The Anatomy of a Chapter 13 Bankruptcy Reorganization Case

Recently a client asked if they could pick and choose which creditors to pay in a Chapter 13 case. In a word, “no”. The majority of my clients file Chapter 13 petitions. These cases can be complex but there are some general rules that can be explained. A Chapter 13 bankruptcy plan needs to be filed and it must meet certain requirements.

Rule Number 1: All creditors in each class, for example secured creditors or unsecured creditors, must be treated equally.

So, you cannot decide to discharge your American Express and keep your MasterCard, both of which are unsecured creditors. You can discharge all you unsecured debt (all credit cards) and still retain secured debt (your motor vehicles and homes). A plan for repayment could be devised in which to keep your home or car but get rid of your credit card debt. If you keep the property that is secured you must pay the debt as agreed under the bankruptcy plan.

You may want to discharge most of your debt, including your car (secured) and credit cards (unsecured). While this might seem like a violation of Rule Number 1, you can decide to return property to a secured creditor and then the creditor is unsecured and falls into that category and the underlying debt can be discharged.

In many cases payments are used to retain houses when you have fallen behind on your mortgage or to pay tax debt that is not subject to a bankruptcy discharge.

You may stop a mortgage foreclosure with a Chapter 13 plan as long as you make the current monthly mortgage payments and cure (pay) the arrears (missed payments) in full over the plan term.

Rule Number 2: Your Chapter 13 Bankruptcy payment plan must cover the value of your assets minus your allowed exemptions. The so-called ”liquidation analysis”. This is because creditors in Chapter 13 must get at least as much as they would if you file a Chapter 7 case and a Trustee liquidates the assets. You are required to prepare and file a list of your property, both real and personal, and declare its value. Then your allowable exemptions listed in the bankruptcy code and state statues (i.e. household goods, motor vehicles, homestead, etc.) are deducted from the total and the remaining value must be covered in payments over the length of your bankruptcy plan that can be thirty six to sixty months.

Rule Number 3: You must pay all your disposable monthly income into the plan. How you arrive at that figure depends if you are above or below the median income for your family size.

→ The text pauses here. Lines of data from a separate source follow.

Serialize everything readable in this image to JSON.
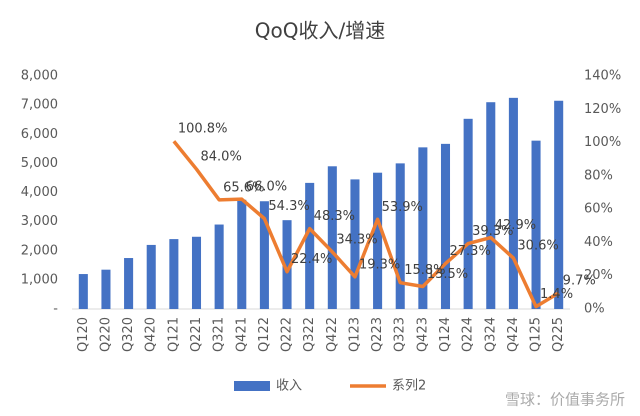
{
  "chart_data": {
    "type": "bar_line",
    "title": "QoQ收入/增速",
    "categories": [
      "Q120",
      "Q220",
      "Q320",
      "Q420",
      "Q121",
      "Q221",
      "Q321",
      "Q421",
      "Q122",
      "Q222",
      "Q322",
      "Q422",
      "Q123",
      "Q223",
      "Q323",
      "Q423",
      "Q124",
      "Q224",
      "Q324",
      "Q424",
      "Q125",
      "Q225"
    ],
    "series": [
      {
        "name": "收入",
        "type": "bar",
        "color": "#4472c4",
        "values": [
          1200,
          1350,
          1750,
          2200,
          2400,
          2480,
          2900,
          3750,
          3700,
          3050,
          4330,
          4900,
          4450,
          4680,
          5000,
          5550,
          5670,
          6530,
          7100,
          7250,
          5780,
          7150
        ]
      },
      {
        "name": "系列2",
        "type": "line",
        "axis": "y2",
        "color": "#ed7d31",
        "values": [
          null,
          null,
          null,
          null,
          100.8,
          84.0,
          65.6,
          66.0,
          54.3,
          22.4,
          48.3,
          34.3,
          19.3,
          53.9,
          15.8,
          13.5,
          27.3,
          39.3,
          42.9,
          30.6,
          1.4,
          9.7
        ],
        "value_labels": [
          null,
          null,
          null,
          null,
          "100.8%",
          "84.0%",
          "65.6%",
          "66.0%",
          "54.3%",
          "22.4%",
          "48.3%",
          "34.3%",
          "19.3%",
          "53.9%",
          "15.8%",
          "13.5%",
          "27.3%",
          "39.3%",
          "42.9%",
          "30.6%",
          "1.4%",
          "9.7%"
        ]
      }
    ],
    "ylim": [
      0,
      8000
    ],
    "yticks": [
      {
        "value": 0,
        "label": "-"
      },
      {
        "value": 1000,
        "label": "1,000"
      },
      {
        "value": 2000,
        "label": "2,000"
      },
      {
        "value": 3000,
        "label": "3,000"
      },
      {
        "value": 4000,
        "label": "4,000"
      },
      {
        "value": 5000,
        "label": "5,000"
      },
      {
        "value": 6000,
        "label": "6,000"
      },
      {
        "value": 7000,
        "label": "7,000"
      },
      {
        "value": 8000,
        "label": "8,000"
      }
    ],
    "y2lim": [
      0,
      140
    ],
    "y2ticks": [
      {
        "value": 0,
        "label": "0%"
      },
      {
        "value": 20,
        "label": "20%"
      },
      {
        "value": 40,
        "label": "40%"
      },
      {
        "value": 60,
        "label": "60%"
      },
      {
        "value": 80,
        "label": "80%"
      },
      {
        "value": 100,
        "label": "100%"
      },
      {
        "value": 120,
        "label": "120%"
      },
      {
        "value": 140,
        "label": "140%"
      }
    ],
    "legend": "bottom",
    "watermark": "雪球：价值事务所"
  }
}
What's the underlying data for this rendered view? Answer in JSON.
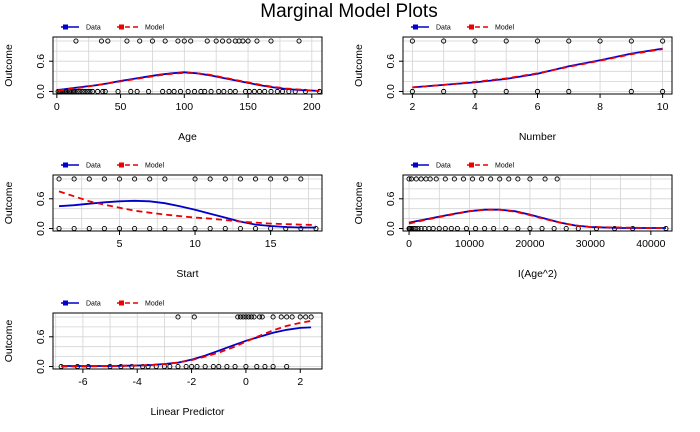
{
  "title": "Marginal Model Plots",
  "colors": {
    "data": "#0000cc",
    "model": "#ee0000",
    "grid": "#d3d3d3"
  },
  "legend": {
    "data": "Data",
    "model": "Model"
  },
  "chart_data": [
    {
      "type": "line",
      "xlabel": "Age",
      "ylabel": "Outcome",
      "xlim": [
        -3,
        208
      ],
      "ylim": [
        -0.05,
        1.08
      ],
      "xticks": [
        0,
        50,
        100,
        150,
        200
      ],
      "yticks": [
        0.0,
        0.6
      ],
      "ytick_labels": [
        "0.0",
        "0.6"
      ],
      "series": [
        {
          "name": "Data",
          "x": [
            1,
            10,
            20,
            30,
            40,
            50,
            60,
            70,
            80,
            90,
            100,
            110,
            120,
            130,
            140,
            150,
            160,
            170,
            180,
            190,
            200,
            206
          ],
          "values": [
            0.03,
            0.06,
            0.09,
            0.12,
            0.16,
            0.21,
            0.25,
            0.29,
            0.33,
            0.36,
            0.38,
            0.36,
            0.32,
            0.27,
            0.22,
            0.17,
            0.12,
            0.08,
            0.05,
            0.03,
            0.02,
            0.01
          ]
        },
        {
          "name": "Model",
          "x": [
            1,
            10,
            20,
            30,
            40,
            50,
            60,
            70,
            80,
            90,
            100,
            110,
            120,
            130,
            140,
            150,
            160,
            170,
            180,
            190,
            200,
            206
          ],
          "values": [
            0.02,
            0.05,
            0.08,
            0.12,
            0.16,
            0.2,
            0.24,
            0.28,
            0.32,
            0.35,
            0.37,
            0.36,
            0.33,
            0.28,
            0.23,
            0.18,
            0.13,
            0.09,
            0.06,
            0.04,
            0.02,
            0.01
          ]
        }
      ],
      "points": {
        "x1": [
          15,
          35,
          40,
          55,
          65,
          75,
          85,
          95,
          100,
          105,
          118,
          125,
          130,
          135,
          140,
          143,
          146,
          150,
          157,
          168,
          190
        ],
        "x0": [
          1,
          2,
          3,
          4,
          5,
          6,
          7,
          8,
          10,
          11,
          12,
          13,
          14,
          16,
          18,
          20,
          22,
          24,
          26,
          28,
          32,
          36,
          38,
          48,
          58,
          63,
          72,
          83,
          88,
          92,
          97,
          103,
          108,
          113,
          116,
          121,
          127,
          131,
          136,
          140,
          148,
          151,
          155,
          159,
          163,
          168,
          173,
          177,
          182,
          187,
          195,
          206
        ]
      }
    },
    {
      "type": "line",
      "xlabel": "Number",
      "ylabel": "Outcome",
      "xlim": [
        1.7,
        10.3
      ],
      "ylim": [
        -0.05,
        1.08
      ],
      "xticks": [
        2,
        4,
        6,
        8,
        10
      ],
      "yticks": [
        0.0,
        0.6
      ],
      "ytick_labels": [
        "0.0",
        "0.6"
      ],
      "series": [
        {
          "name": "Data",
          "x": [
            2,
            3,
            4,
            5,
            6,
            7,
            8,
            9,
            10
          ],
          "values": [
            0.08,
            0.13,
            0.18,
            0.25,
            0.35,
            0.5,
            0.62,
            0.75,
            0.85
          ]
        },
        {
          "name": "Model",
          "x": [
            2,
            3,
            4,
            5,
            6,
            7,
            8,
            9,
            10
          ],
          "values": [
            0.08,
            0.13,
            0.19,
            0.26,
            0.36,
            0.49,
            0.61,
            0.74,
            0.84
          ]
        }
      ],
      "points": {
        "x1": [
          2,
          3,
          4,
          5,
          6,
          7,
          8,
          9,
          10
        ],
        "x0": [
          2,
          3,
          4,
          5,
          6,
          7,
          9,
          10
        ]
      }
    },
    {
      "type": "line",
      "xlabel": "Start",
      "ylabel": "Outcome",
      "xlim": [
        0.6,
        18.4
      ],
      "ylim": [
        -0.05,
        1.08
      ],
      "xticks": [
        5,
        10,
        15
      ],
      "yticks": [
        0.0,
        0.6
      ],
      "ytick_labels": [
        "0.0",
        "0.6"
      ],
      "series": [
        {
          "name": "Data",
          "x": [
            1,
            2,
            3,
            4,
            5,
            6,
            7,
            8,
            9,
            10,
            11,
            12,
            13,
            14,
            15,
            16,
            17,
            18
          ],
          "values": [
            0.45,
            0.47,
            0.5,
            0.53,
            0.55,
            0.56,
            0.55,
            0.51,
            0.45,
            0.38,
            0.3,
            0.22,
            0.14,
            0.08,
            0.05,
            0.03,
            0.02,
            0.02
          ]
        },
        {
          "name": "Model",
          "x": [
            1,
            2,
            3,
            4,
            5,
            6,
            7,
            8,
            9,
            10,
            11,
            12,
            13,
            14,
            15,
            16,
            17,
            18
          ],
          "values": [
            0.75,
            0.65,
            0.55,
            0.48,
            0.42,
            0.36,
            0.32,
            0.28,
            0.25,
            0.22,
            0.2,
            0.17,
            0.14,
            0.12,
            0.1,
            0.09,
            0.08,
            0.07
          ]
        }
      ],
      "points": {
        "x1": [
          1,
          2,
          3,
          4,
          5,
          6,
          7,
          8,
          10,
          11,
          12,
          13,
          14,
          15,
          16,
          17
        ],
        "x0": [
          1,
          2,
          3,
          4,
          5,
          6,
          7,
          8,
          9,
          10,
          11,
          12,
          13,
          14,
          15,
          16,
          17,
          18
        ]
      }
    },
    {
      "type": "line",
      "xlabel": "I(Age^2)",
      "ylabel": "Outcome",
      "xlim": [
        -1000,
        43500
      ],
      "ylim": [
        -0.05,
        1.08
      ],
      "xticks": [
        0,
        10000,
        20000,
        30000,
        40000
      ],
      "yticks": [
        0.0,
        0.6
      ],
      "ytick_labels": [
        "0.0",
        "0.6"
      ],
      "series": [
        {
          "name": "Data",
          "x": [
            0,
            2500,
            5000,
            7500,
            10000,
            12500,
            15000,
            17500,
            20000,
            22500,
            25000,
            27500,
            30000,
            35000,
            40000,
            42500
          ],
          "values": [
            0.12,
            0.18,
            0.24,
            0.3,
            0.35,
            0.38,
            0.38,
            0.35,
            0.28,
            0.2,
            0.12,
            0.06,
            0.03,
            0.01,
            0.01,
            0.01
          ]
        },
        {
          "name": "Model",
          "x": [
            0,
            2500,
            5000,
            7500,
            10000,
            12500,
            15000,
            17500,
            20000,
            22500,
            25000,
            27500,
            30000,
            35000,
            40000,
            42500
          ],
          "values": [
            0.1,
            0.17,
            0.23,
            0.29,
            0.35,
            0.38,
            0.38,
            0.34,
            0.27,
            0.19,
            0.12,
            0.06,
            0.03,
            0.02,
            0.01,
            0.01
          ]
        }
      ],
      "points": {
        "x1": [
          0,
          400,
          1200,
          2000,
          2800,
          3500,
          4500,
          6000,
          7500,
          9000,
          10500,
          12000,
          13500,
          15000,
          16500,
          18000,
          20000,
          22500,
          24500
        ],
        "x0": [
          0,
          100,
          300,
          500,
          800,
          1100,
          1500,
          2000,
          2600,
          3300,
          4000,
          5000,
          6000,
          7000,
          8000,
          9500,
          11000,
          12500,
          14000,
          16000,
          18000,
          20000,
          22000,
          24000,
          26000,
          28000,
          31000,
          34000,
          37000,
          42500
        ]
      }
    },
    {
      "type": "line",
      "xlabel": "Linear Predictor",
      "ylabel": "Outcome",
      "xlim": [
        -7.1,
        2.8
      ],
      "ylim": [
        -0.05,
        1.08
      ],
      "xticks": [
        -6,
        -4,
        -2,
        0,
        2
      ],
      "yticks": [
        0.0,
        0.6
      ],
      "ytick_labels": [
        "0.0",
        "0.6"
      ],
      "series": [
        {
          "name": "Data",
          "x": [
            -6.8,
            -6,
            -5,
            -4,
            -3.5,
            -3,
            -2.5,
            -2,
            -1.5,
            -1,
            -0.5,
            0,
            0.5,
            1,
            1.5,
            2,
            2.4
          ],
          "values": [
            0.01,
            0.01,
            0.01,
            0.02,
            0.03,
            0.05,
            0.08,
            0.14,
            0.22,
            0.32,
            0.42,
            0.52,
            0.6,
            0.68,
            0.74,
            0.78,
            0.79
          ]
        },
        {
          "name": "Model",
          "x": [
            -6.8,
            -6,
            -5,
            -4,
            -3.5,
            -3,
            -2.5,
            -2,
            -1.5,
            -1,
            -0.5,
            0,
            0.5,
            1,
            1.5,
            2,
            2.4
          ],
          "values": [
            0.0,
            0.0,
            0.01,
            0.02,
            0.03,
            0.05,
            0.08,
            0.13,
            0.2,
            0.28,
            0.38,
            0.5,
            0.62,
            0.73,
            0.82,
            0.88,
            0.92
          ]
        }
      ],
      "points": {
        "x1": [
          -1.9,
          -0.3,
          -0.2,
          -0.1,
          0.0,
          0.1,
          0.2,
          0.3,
          0.5,
          0.6,
          1.0,
          1.3,
          1.5,
          1.7,
          2.0,
          2.2,
          2.4,
          -2.5
        ],
        "x0": [
          -6.8,
          -6.2,
          -5.8,
          -5.0,
          -4.6,
          -4.2,
          -3.8,
          -3.6,
          -3.3,
          -3.0,
          -2.8,
          -2.5,
          -2.2,
          -2.0,
          -1.8,
          -1.5,
          -1.2,
          -1.0,
          -0.7,
          -0.4,
          0.0,
          0.4,
          0.7,
          1.0,
          1.5
        ]
      }
    }
  ]
}
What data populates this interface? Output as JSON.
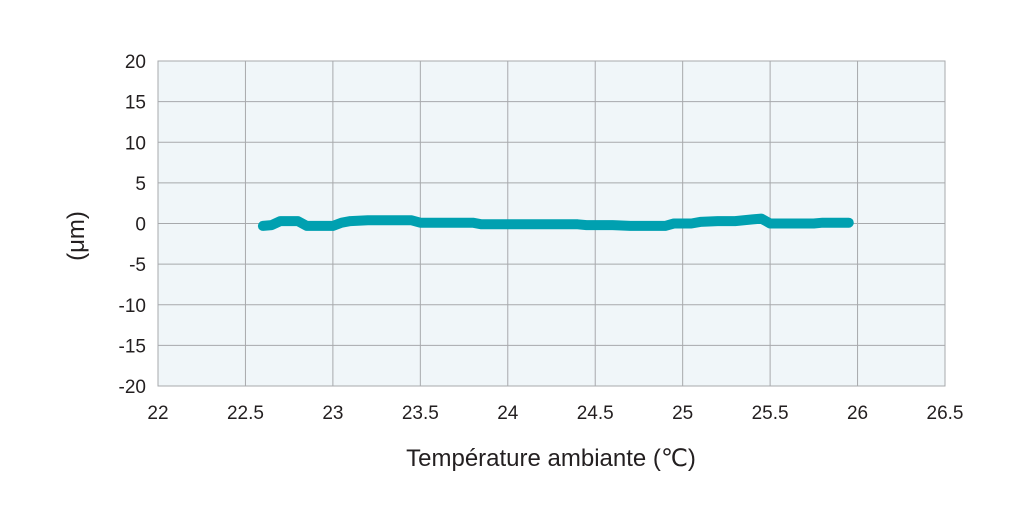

This rule is complex because your income determines what deductions you can take from your income to arrive at the “disposable monthly income” figure. If your family income is below the median income for your family size you can use you actual budget numbers. If you income is over the median you must use IRS collection guideline figures that may be more of less than your actual expenses. Under either calculation, the bottom line number must equal the monthly plan payment. In most case a bankruptcy plan provides for a percentage payment to unsecured creditors that is less than one hundred percent.

Because of the complexities in the Bankruptcy Code, filing a Chapter 13 bankruptcy without the benefit of experienced counsel is like performing surgery on yourself, not recommended.